フォトスタジオが案出するデジタルカメラセミナー

 

テクノロジーが生んだ最新鋭の明るい暗室

一般的な写真工房の設備の内容を大別すると、出力側である照明に関するライティング機材とその光を受け入れるCCD素子やコンピュータなどの入力側に属するセクションに分かれる。このセミナーのテーマであるデジカメは後者に属し、これを更に分類すると大型、中型を対象とする本機後部に取り付ける「バック」と呼ばれるccd camera back、一般の電気量販店などでも販売されている 「 コンパクト ・ 一眼レフ ・デジタル一眼レフ 」等の小型カメラが挙げられる。写真スタジオの多くはこれらの全てをケースバイケースによって使い分けているが、ホビーユーザーの殆どは小型のタイプを使っており、コンパクトは小型軽量が特徴である。最近はその使用目的により利便性を考えてより薄型となる傾向にある。一眼レフは液晶ファインダー(electronic viewfinder )を搭載し高倍率ズームを実現、高性能な物として位置付けられている。デジタル一眼レフはフィルム時代の物を本体として活用し、CCDを搭載することによって機能させる事とし商品化に至るものである。いずれも従来は画素数の多さを競い合う中で、その種類を分類する時代も有ったが、その傾向も飽和状態にあり、現在ではその様相は代わり、機能性やデザインにその的が絞られている。又、これらの関連グッズとしてパソコンやそれにインストールすることによって機能する画像処理ソフト、インクジェット写真プリンターを含めてトリオとしての製品販売が「最新鋭の明るい暗室」と名付けられ人気を呼んでいる。明るい部屋の中で、薬品も使わず失敗を恐れず何度もトライ出来るプリント作業は正に夢のような世界であり、写真工房に於いても大きく歴史を塗り替えるシステムと言える。

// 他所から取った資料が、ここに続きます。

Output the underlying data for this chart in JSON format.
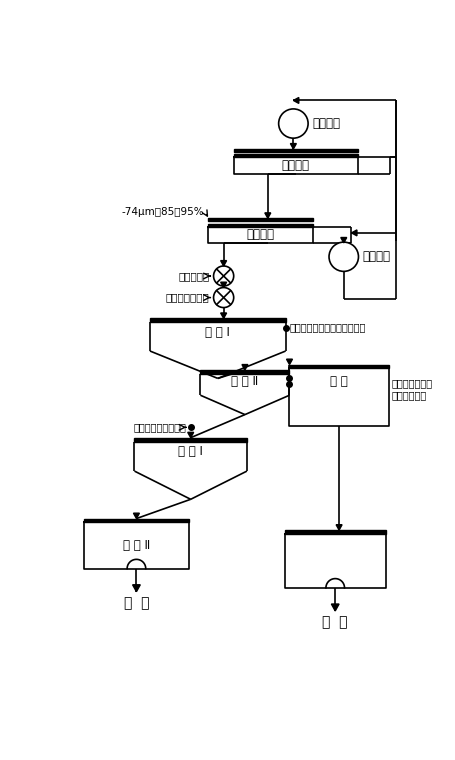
{
  "labels": {
    "stage1_grind": "一段磨矿",
    "stage1_class": "一段分级",
    "stage2_class": "二段分级",
    "stage2_grind": "二段磨矿",
    "size_label": "-74μm刈85～95%",
    "reagent1": "耦合活化剂",
    "reagent2": "捕收剂、起泡剂",
    "rough1": "粗 选 I",
    "rough2": "粗 选 Ⅱ",
    "rough1_reagent": "耦合活化剂、捕收剂、起泡剂",
    "rough2_reagent": "耦合活化剂、捕\n收剂、起泡剂",
    "scavenge": "扫 选",
    "clean1_reagent": "耦合活化剂、捕收剂",
    "clean1": "精 选 I",
    "clean2": "精 选 Ⅱ",
    "concentrate": "精  矿",
    "tailing": "尾  矿"
  },
  "fs": 8.5,
  "fs_small": 7.5,
  "fs_label": 10
}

出力関係のセミナーは後にその詳細を述べる。


従来のアナログとデジタルの相違
フィルムに相当するCCD基盤とその前に装着するローバスフィルターがと異なる点である。プロのフォトスタジオ機器に於いては別であるが、一般にはコストの関係から基盤は小さい物が多く、その分シャッターやフォーカシングスクリーン、ペンタプリズムの小型化が実現出来た。これにより、ファインダーの視野が狭くなったが、このことによるメリットはアナログでは限界で有ったAFのフォーカスエリアのワイド化が実現出来、35ミリ版のAFユニットでも相対的に広範囲をカバーが可能。尚、ファインダー専用の小型化したペンタプリズムを使うことによって、光学系に工夫を凝らし、抜群のファインダー視野となる物も出現している。以上現在のフォトスタジオ機器を含めた撮像素子についての概略を述べた。

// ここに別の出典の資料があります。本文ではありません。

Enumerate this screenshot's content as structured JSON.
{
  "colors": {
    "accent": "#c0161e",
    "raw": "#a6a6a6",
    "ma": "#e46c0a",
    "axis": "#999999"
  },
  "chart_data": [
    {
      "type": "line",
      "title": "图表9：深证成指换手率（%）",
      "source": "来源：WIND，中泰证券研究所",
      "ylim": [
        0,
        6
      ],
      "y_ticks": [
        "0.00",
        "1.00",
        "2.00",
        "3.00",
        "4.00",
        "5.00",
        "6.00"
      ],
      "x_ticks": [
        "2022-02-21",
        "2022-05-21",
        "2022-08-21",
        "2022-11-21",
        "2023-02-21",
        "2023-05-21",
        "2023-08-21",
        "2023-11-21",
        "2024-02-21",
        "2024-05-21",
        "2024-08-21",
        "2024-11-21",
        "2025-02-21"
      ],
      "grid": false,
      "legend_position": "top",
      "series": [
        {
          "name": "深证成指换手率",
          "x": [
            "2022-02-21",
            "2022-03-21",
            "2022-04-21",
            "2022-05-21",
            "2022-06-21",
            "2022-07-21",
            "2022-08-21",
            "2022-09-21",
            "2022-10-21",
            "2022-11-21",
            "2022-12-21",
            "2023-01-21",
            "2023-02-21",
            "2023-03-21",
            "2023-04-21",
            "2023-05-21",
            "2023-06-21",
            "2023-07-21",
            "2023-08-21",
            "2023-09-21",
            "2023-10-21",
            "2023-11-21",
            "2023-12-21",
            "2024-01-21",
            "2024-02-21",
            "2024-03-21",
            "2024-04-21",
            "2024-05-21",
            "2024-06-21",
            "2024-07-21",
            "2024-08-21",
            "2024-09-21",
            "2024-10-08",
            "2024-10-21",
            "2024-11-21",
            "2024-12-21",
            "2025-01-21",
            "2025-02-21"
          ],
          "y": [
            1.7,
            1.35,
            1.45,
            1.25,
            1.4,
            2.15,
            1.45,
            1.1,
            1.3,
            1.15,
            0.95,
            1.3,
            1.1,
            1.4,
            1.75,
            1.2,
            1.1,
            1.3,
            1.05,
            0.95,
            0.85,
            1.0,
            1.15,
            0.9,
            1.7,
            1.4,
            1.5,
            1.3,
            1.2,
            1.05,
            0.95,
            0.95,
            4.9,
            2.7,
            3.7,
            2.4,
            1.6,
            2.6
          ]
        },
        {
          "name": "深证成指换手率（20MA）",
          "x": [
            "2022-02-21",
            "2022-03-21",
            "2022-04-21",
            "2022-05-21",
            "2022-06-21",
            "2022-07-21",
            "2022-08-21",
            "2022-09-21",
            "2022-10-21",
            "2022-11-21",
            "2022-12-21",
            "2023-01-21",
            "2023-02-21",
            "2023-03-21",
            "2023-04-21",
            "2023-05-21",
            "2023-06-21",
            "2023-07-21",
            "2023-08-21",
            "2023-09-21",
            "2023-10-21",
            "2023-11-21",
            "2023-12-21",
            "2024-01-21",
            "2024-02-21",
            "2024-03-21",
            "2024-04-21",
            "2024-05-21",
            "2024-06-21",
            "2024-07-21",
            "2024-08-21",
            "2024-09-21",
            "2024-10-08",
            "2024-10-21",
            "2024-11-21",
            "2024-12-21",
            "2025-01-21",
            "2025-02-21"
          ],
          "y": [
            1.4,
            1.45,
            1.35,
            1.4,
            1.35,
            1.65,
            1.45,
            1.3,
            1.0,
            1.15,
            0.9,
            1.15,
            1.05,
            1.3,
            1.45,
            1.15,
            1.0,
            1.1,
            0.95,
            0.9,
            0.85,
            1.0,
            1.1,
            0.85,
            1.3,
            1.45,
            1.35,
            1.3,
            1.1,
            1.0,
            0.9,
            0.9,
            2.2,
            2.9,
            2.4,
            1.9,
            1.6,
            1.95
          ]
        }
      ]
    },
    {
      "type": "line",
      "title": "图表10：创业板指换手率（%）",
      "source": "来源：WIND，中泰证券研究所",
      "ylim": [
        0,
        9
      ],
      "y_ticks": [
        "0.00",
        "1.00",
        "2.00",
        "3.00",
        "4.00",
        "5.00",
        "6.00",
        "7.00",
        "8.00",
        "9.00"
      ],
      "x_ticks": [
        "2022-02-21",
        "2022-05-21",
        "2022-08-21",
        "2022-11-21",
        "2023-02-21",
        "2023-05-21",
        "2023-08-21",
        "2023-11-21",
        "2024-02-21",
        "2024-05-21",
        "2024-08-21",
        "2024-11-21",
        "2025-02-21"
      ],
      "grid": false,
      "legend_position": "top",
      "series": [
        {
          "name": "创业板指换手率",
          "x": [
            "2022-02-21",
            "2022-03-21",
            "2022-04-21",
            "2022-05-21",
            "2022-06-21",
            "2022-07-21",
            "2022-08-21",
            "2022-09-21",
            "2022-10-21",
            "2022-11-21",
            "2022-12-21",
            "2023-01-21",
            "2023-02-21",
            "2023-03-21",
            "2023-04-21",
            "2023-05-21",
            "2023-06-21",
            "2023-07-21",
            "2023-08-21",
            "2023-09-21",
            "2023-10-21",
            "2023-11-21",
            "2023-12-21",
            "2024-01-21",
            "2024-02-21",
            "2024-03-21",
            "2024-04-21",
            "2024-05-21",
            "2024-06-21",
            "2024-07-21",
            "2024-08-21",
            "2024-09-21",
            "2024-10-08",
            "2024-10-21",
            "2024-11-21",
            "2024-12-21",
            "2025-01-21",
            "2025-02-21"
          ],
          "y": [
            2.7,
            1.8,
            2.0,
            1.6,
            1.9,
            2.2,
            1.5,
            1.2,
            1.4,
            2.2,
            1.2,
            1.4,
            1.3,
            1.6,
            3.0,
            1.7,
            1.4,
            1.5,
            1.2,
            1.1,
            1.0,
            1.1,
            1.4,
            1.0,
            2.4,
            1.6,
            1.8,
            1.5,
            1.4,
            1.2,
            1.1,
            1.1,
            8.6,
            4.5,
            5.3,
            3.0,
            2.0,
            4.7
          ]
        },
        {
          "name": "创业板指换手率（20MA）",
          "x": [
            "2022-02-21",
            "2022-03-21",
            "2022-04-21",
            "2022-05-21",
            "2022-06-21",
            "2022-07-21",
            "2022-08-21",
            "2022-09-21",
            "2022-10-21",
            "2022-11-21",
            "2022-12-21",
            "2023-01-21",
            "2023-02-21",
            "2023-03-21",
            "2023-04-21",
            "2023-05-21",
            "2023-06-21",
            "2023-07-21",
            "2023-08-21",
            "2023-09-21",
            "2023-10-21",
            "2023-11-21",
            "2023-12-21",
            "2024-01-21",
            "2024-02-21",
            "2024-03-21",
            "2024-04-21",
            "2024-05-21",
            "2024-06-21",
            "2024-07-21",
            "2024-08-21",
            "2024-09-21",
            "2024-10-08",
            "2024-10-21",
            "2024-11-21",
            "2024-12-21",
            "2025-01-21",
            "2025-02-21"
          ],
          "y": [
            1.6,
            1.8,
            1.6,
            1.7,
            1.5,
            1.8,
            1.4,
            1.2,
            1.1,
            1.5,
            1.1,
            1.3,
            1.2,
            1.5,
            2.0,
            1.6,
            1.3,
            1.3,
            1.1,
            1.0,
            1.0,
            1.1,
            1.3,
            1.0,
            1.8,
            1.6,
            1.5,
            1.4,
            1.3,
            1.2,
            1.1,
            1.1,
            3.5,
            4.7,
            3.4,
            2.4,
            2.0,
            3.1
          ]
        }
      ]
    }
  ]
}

◆ Slectronic Viewfinder ・・・ 画像素子であるセンサーが捉えた映像をファインダー内の液晶画面などに電子を力を使って投影するファインダー。(フォトスタジオ業界に於いてはジナーバックが筆頭に挙げられている)

◆ Charge Coupled Device Image Sensor ・・・撮像素子の一種で、ビデオ撮影等に広く活用されている半導体素子である。CCD(シーシーディー)イメージセンサとも呼ばれることも多い。